The prime source of lead exposure in the state is lead paint particles in homes and other buildings, giving Trenton kids a "double dose," said Turner.

Turner sponsored a state bill that was approved under the Corzine administration requiring lead testing in some rental homes, and though the legislation was passed it has never been enforced due to a lack of path to enforcement.

The state's Lead Hazard Control Assistance Fund (LHCAF) was set up to help in the removal of lead-based paint from older homes by offering deferred-payment loans or grants collected through a tax on paint, but the fund has been pilfered regularly to balance the state budget.

In April, Gov. Christie added $10 million to lead abatement activities after vetoing bills three years in row that would have done the same thing.

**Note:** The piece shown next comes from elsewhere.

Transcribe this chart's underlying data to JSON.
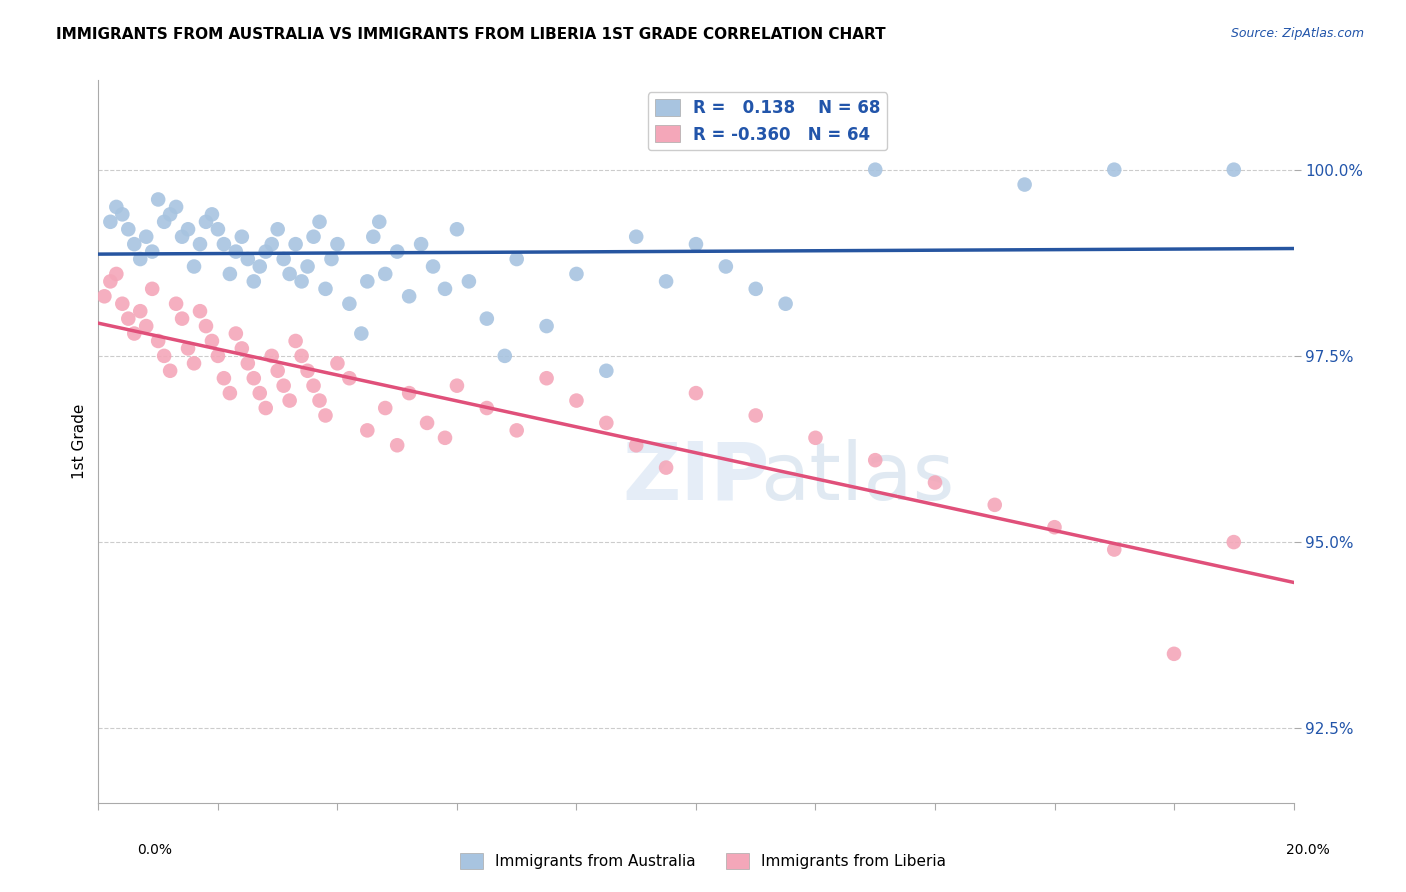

Trenton Councilman Duncan Harrison announced that the City Council was looking at efforts to enact an ordinance that would accomplish what Turner's bill had set out to do, but on a municipal rather than state level.

When asked if a bill to prevent the scraping of fund from the LHCAF would be introduced, Turner said, "We can do that once we have a new governor," referring to Gov. Christie's penchant for vetoing lead initiatives.

Muoio's bill is currently before the Assembly Appropriations Committee, where she says they will try to figure out the cost of refitting schools with lead free pipes and equipment. Turner's bill is before the Senate Education Committee.

Whatever the cost, those in attendance agreed, the investment in the health of our children is an investment in our future and that the cost of doing nothing is much higher.